RDBMS data is timed to be captured to HDFs

Contact Us

The content source of this page is from Internet, which doesn't represent Alibaba Cloud's opinion; products and services mentioned on that page don't have any relationship with Alibaba Cloud. If the content of the page makes you feel confusing, please write us an email, we will handle the problem within 5 days after receiving your email.
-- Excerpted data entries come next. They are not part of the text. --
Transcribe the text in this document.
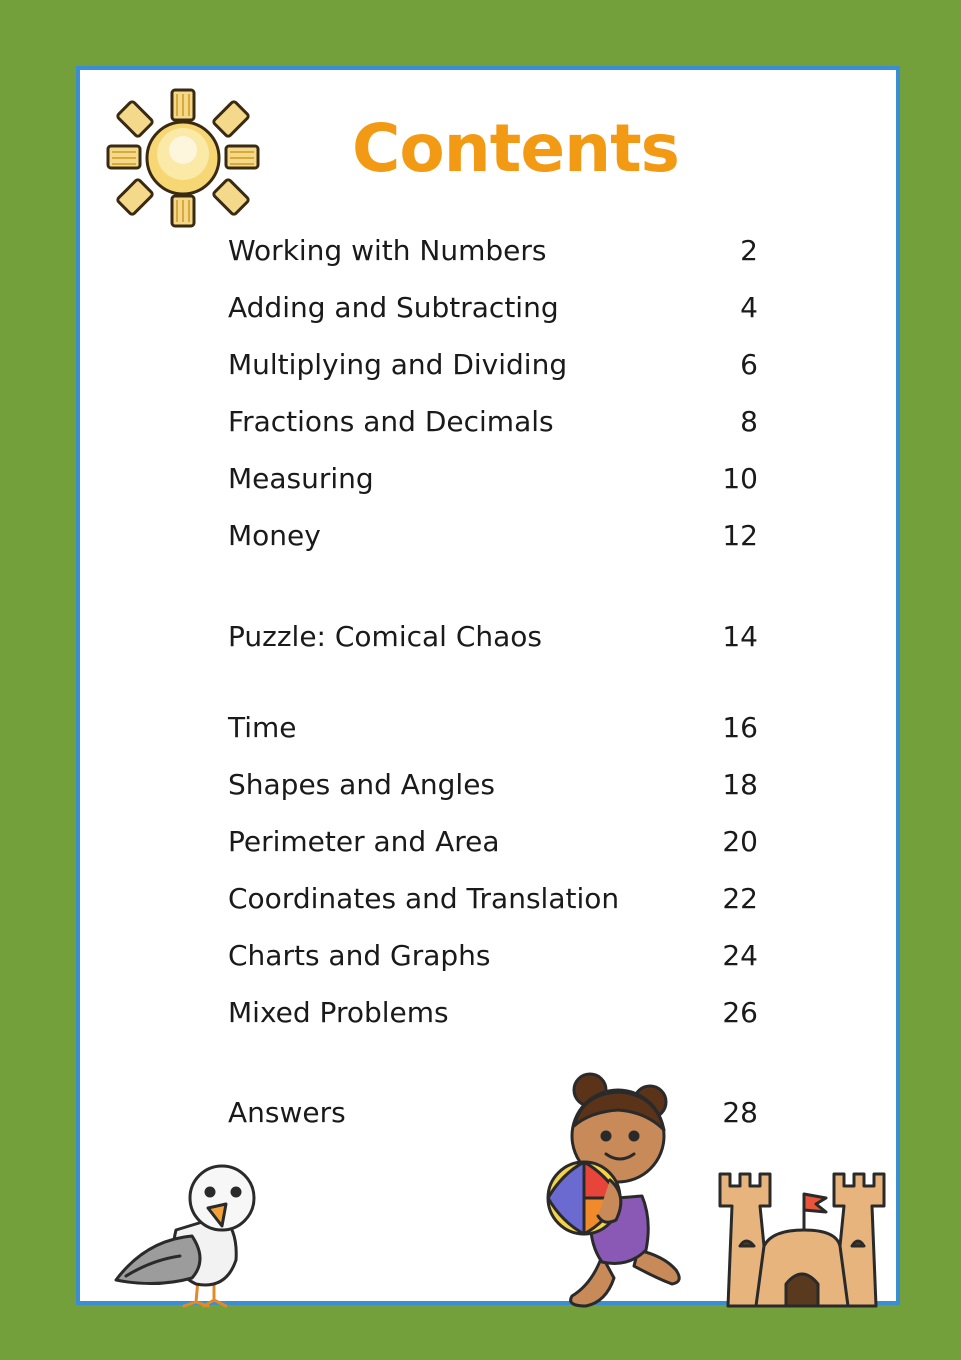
Contents
Working with Numbers	2
Adding and Subtracting	4
Multiplying and Dividing	6
Fractions and Decimals	8
Measuring	10
Money	12
Puzzle: Comical Chaos	14
Time	16
Shapes and Angles	18
Perimeter and Area	20
Coordinates and Translation	22
Charts and Graphs	24
Mixed Problems	26
Answers	28
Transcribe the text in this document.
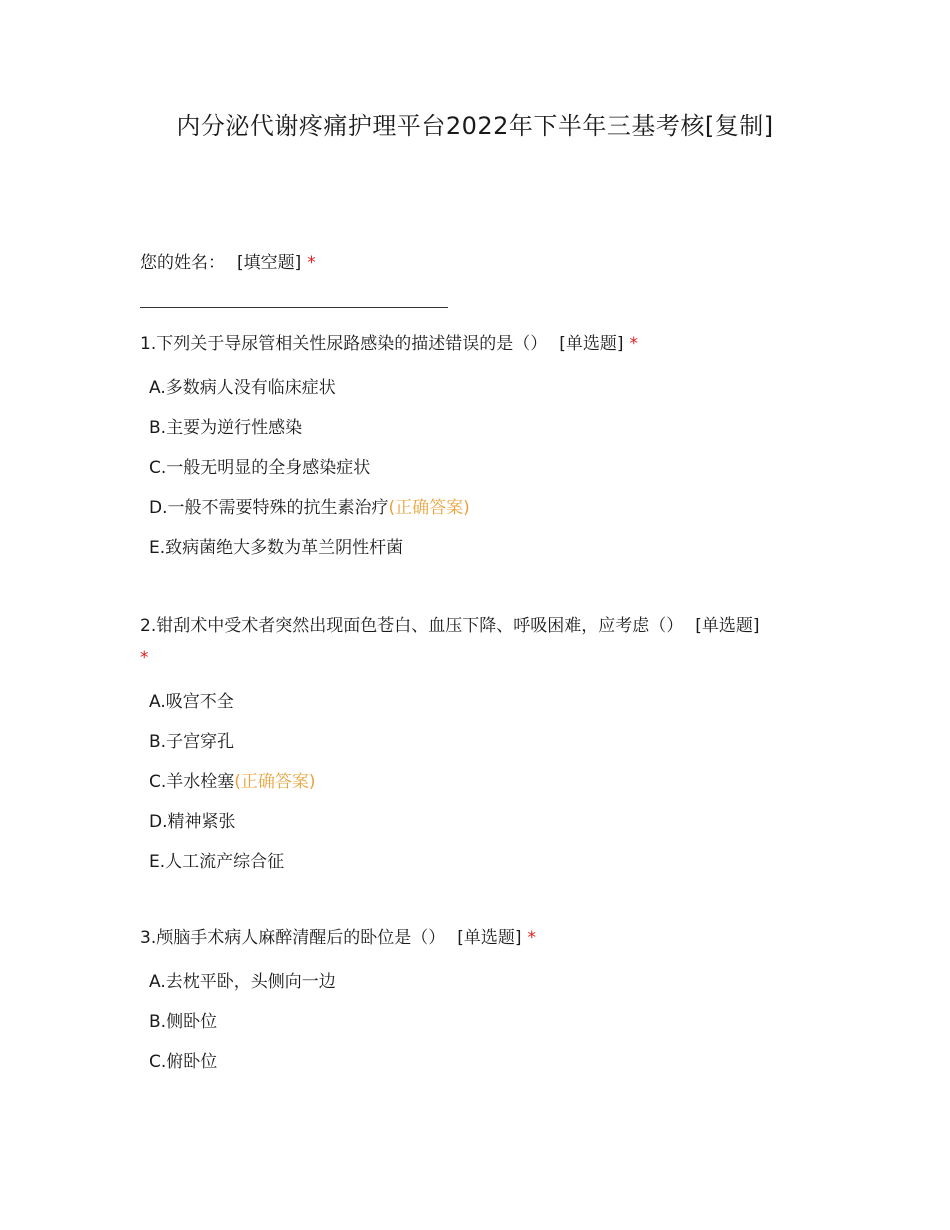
内分泌代谢疼痛护理平台2022年下半年三基考核[复制]
您的姓名： [填空题] *
1.下列关于导尿管相关性尿路感染的描述错误的是（） [单选题] *
A.多数病人没有临床症状
B.主要为逆行性感染
C.一般无明显的全身感染症状
D.一般不需要特殊的抗生素治疗(正确答案)
E.致病菌绝大多数为革兰阴性杆菌
2.钳刮术中受术者突然出现面色苍白、血压下降、呼吸困难，应考虑（） [单选题]
*
A.吸宫不全
B.子宫穿孔
C.羊水栓塞(正确答案)
D.精神紧张
E.人工流产综合征
3.颅脑手术病人麻醉清醒后的卧位是（） [单选题] *
A.去枕平卧，头侧向一边
B.侧卧位
C.俯卧位
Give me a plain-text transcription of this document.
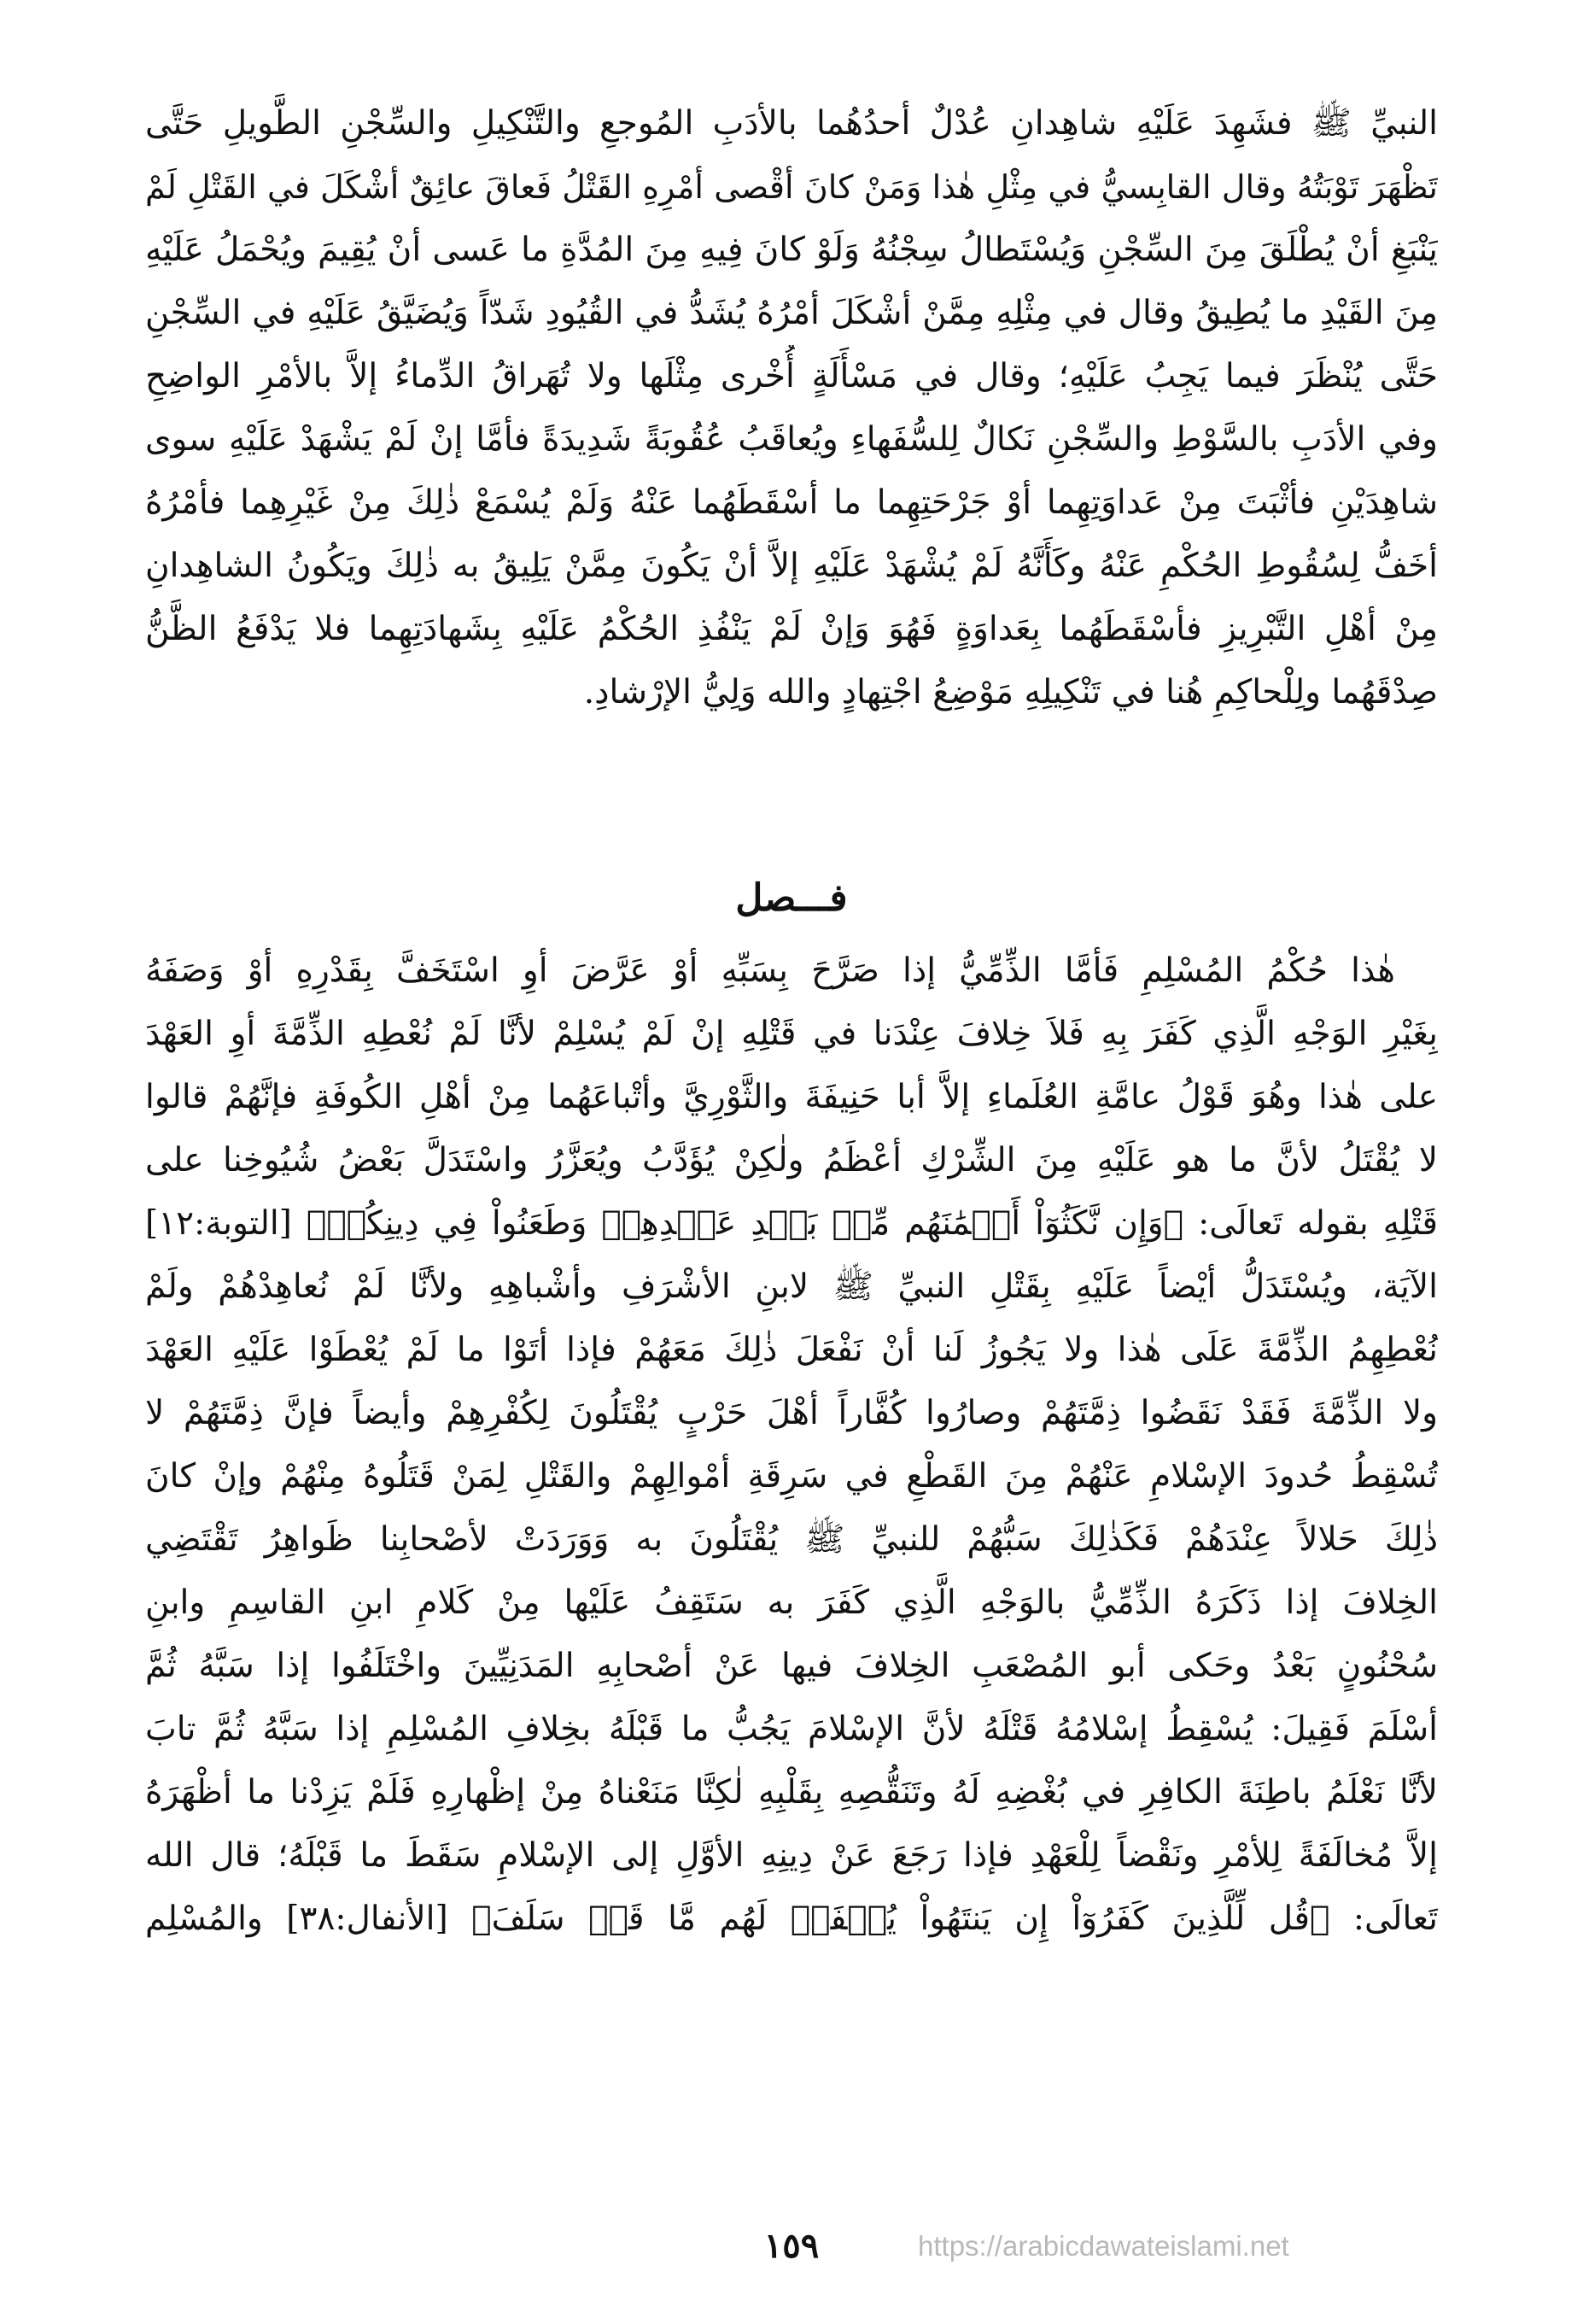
النبيِّ ﷺ فشَهِدَ عَلَيْهِ شاهِدانِ عُدْلٌ أحدُهُما بالأدَبِ المُوجعِ والتَّنْكِيلِ والسِّجْنِ الطَّويلِ حَتَّى
تَظْهَرَ تَوْبَتُهُ وقال القابِسيُّ في مِثْلِ هٰذا وَمَنْ كانَ أقْصى أمْرِهِ القَتْلُ فَعاقَ عائِقٌ أشْكَلَ في القَتْلِ لَمْ
يَنْبَغِ أنْ يُطْلَقَ مِنَ السِّجْنِ وَيُسْتَطالُ سِجْنُهُ وَلَوْ كانَ فِيهِ مِنَ المُدَّةِ ما عَسى أنْ يُقِيمَ ويُحْمَلُ عَلَيْهِ
مِنَ القَيْدِ ما يُطِيقُ وقال في مِثْلِهِ مِمَّنْ أشْكَلَ أمْرُهُ يُشَدُّ في القُيُودِ شَدّاً وَيُضَيَّقُ عَلَيْهِ في السِّجْنِ
حَتَّى يُنْظَرَ فيما يَجِبُ عَلَيْهِ؛ وقال في مَسْأَلَةٍ أُخْرى مِثْلَها ولا تُهَراقُ الدِّماءُ إلاَّ بالأمْرِ الواضِحِ
وفي الأدَبِ بالسَّوْطِ والسِّجْنِ نَكالٌ لِلسُّفَهاءِ ويُعاقَبُ عُقُوبَةً شَدِيدَةً فأمَّا إنْ لَمْ يَشْهَدْ عَلَيْهِ سوى
شاهِدَيْنِ فأثْبَتَ مِنْ عَداوَتِهِما أوْ جَرْحَتِهِما ما أسْقَطَهُما عَنْهُ وَلَمْ يُسْمَعْ ذٰلِكَ مِنْ غَيْرِهِما فأمْرُهُ
أخَفُّ لِسُقُوطِ الحُكْمِ عَنْهُ وكَأَنَّهُ لَمْ يُشْهَدْ عَلَيْهِ إلاَّ أنْ يَكُونَ مِمَّنْ يَلِيقُ به ذٰلِكَ ويَكُونُ الشاهِدانِ
مِنْ أهْلِ التَّبْرِيزِ فأسْقَطَهُما بِعَداوَةٍ فَهُوَ وَإنْ لَمْ يَنْفُذِ الحُكْمُ عَلَيْهِ بِشَهادَتِهِما فلا يَدْفَعُ الظَّنُّ
صِدْقَهُما ولِلْحاكِمِ هُنا في تَنْكِيلِهِ مَوْضِعُ اجْتِهادٍ والله وَلِيُّ الإرْشادِ.
فـــصل
هٰذا حُكْمُ المُسْلِمِ فَأمَّا الذِّمِّيُّ إذا صَرَّحَ بِسَبِّهِ أوْ عَرَّضَ أوِ اسْتَخَفَّ بِقَدْرِهِ أوْ وَصَفَهُ
بِغَيْرِ الوَجْهِ الَّذِي كَفَرَ بِهِ فَلاَ خِلافَ عِنْدَنا في قَتْلِهِ إنْ لَمْ يُسْلِمْ لأنَّا لَمْ نُعْطِهِ الذِّمَّةَ أوِ العَهْدَ
على هٰذا وهُوَ قَوْلُ عامَّةِ العُلَماءِ إلاَّ أبا حَنِيفَةَ والثَّوْرِيَّ وأتْباعَهُما مِنْ أهْلِ الكُوفَةِ فإنَّهُمْ قالوا
لا يُقْتَلُ لأنَّ ما هو عَلَيْهِ مِنَ الشِّرْكِ أعْظَمُ ولٰكِنْ يُؤَدَّبُ ويُعَزَّرُ واسْتَدَلَّ بَعْضُ شُيُوخِنا على
قَتْلِهِ بقوله تَعالَى: ﴿وَإِن نَّكَثُوٓاْ أَيۡمَٰنَهُم مِّنۢ بَعۡدِ عَهۡدِهِمۡ وَطَعَنُواْ فِي دِينِكُمۡ﴾ [التوبة:١٢]
الآيَة، ويُسْتَدَلُّ أيْضاً عَلَيْهِ بِقَتْلِ النبيِّ ﷺ لابنِ الأشْرَفِ وأشْباهِهِ ولأنَّا لَمْ نُعاهِدْهُمْ ولَمْ
نُعْطِهِمُ الذِّمَّةَ عَلَى هٰذا ولا يَجُوزُ لَنا أنْ نَفْعَلَ ذٰلِكَ مَعَهُمْ فإذا أتَوْا ما لَمْ يُعْطَوْا عَلَيْهِ العَهْدَ
ولا الذِّمَّةَ فَقَدْ نَقَضُوا ذِمَّتَهُمْ وصارُوا كُفَّاراً أهْلَ حَرْبٍ يُقْتَلُونَ لِكُفْرِهِمْ وأيضاً فإنَّ ذِمَّتَهُمْ لا
تُسْقِطُ حُدودَ الإسْلامِ عَنْهُمْ مِنَ القَطْعِ في سَرِقَةِ أمْوالِهِمْ والقَتْلِ لِمَنْ قَتَلُوهُ مِنْهُمْ وإنْ كانَ
ذٰلِكَ حَلالاً عِنْدَهُمْ فَكَذٰلِكَ سَبُّهُمْ للنبيِّ ﷺ يُقْتَلُونَ به وَوَرَدَتْ لأصْحابِنا ظَواهِرُ تَقْتَضِي
الخِلافَ إذا ذَكَرَهُ الذِّمِّيُّ بالوَجْهِ الَّذِي كَفَرَ به سَتَقِفُ عَلَيْها مِنْ كَلامِ ابنِ القاسِمِ وابنِ
سُحْنُونٍ بَعْدُ وحَكى أبو المُصْعَبِ الخِلافَ فيها عَنْ أصْحابِهِ المَدَنِيِّينَ واخْتَلَفُوا إذا سَبَّهُ ثُمَّ
أسْلَمَ فَقِيلَ: يُسْقِطُ إسْلامُهُ قَتْلَهُ لأنَّ الإسْلامَ يَجُبُّ ما قَبْلَهُ بخِلافِ المُسْلِمِ إذا سَبَّهُ ثُمَّ تابَ
لأنَّا نَعْلَمُ باطِنَةَ الكافِرِ في بُغْضِهِ لَهُ وتَنَقُّصِهِ بِقَلْبِهِ لٰكِنَّا مَنَعْناهُ مِنْ إظْهارِهِ فَلَمْ يَزِدْنا ما أظْهَرَهُ
إلاَّ مُخالَفَةً لِلأمْرِ ونَقْضاً لِلْعَهْدِ فإذا رَجَعَ عَنْ دِينِهِ الأوَّلِ إلى الإسْلامِ سَقَطَ ما قَبْلَهُ؛ قال الله
تَعالَى: ﴿قُل لِّلَّذِينَ كَفَرُوٓاْ إِن يَنتَهُواْ يُغۡفَرۡ لَهُم مَّا قَدۡ سَلَفَ﴾ [الأنفال:٣٨] والمُسْلِم
١٥٩	https://arabicdawateislami.net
If you find any instances of plagiarism from the community, please send an email to: info-contact@alibabacloud.com and provide relevant evidence. A staff member will contact you within 5 working days.

A Free Trial That Lets You Build Big!

Start building with 50+ products and up to 12 months usage for Elastic Compute Service

  • Sales Support

    1 on 1 presale consultation

  • After-Sales Support

    24/7 Technical Support 6 Free Tickets per Quarter Faster Response

  • Alibaba Cloud offers highly flexible support services tailored to meet your exact needs.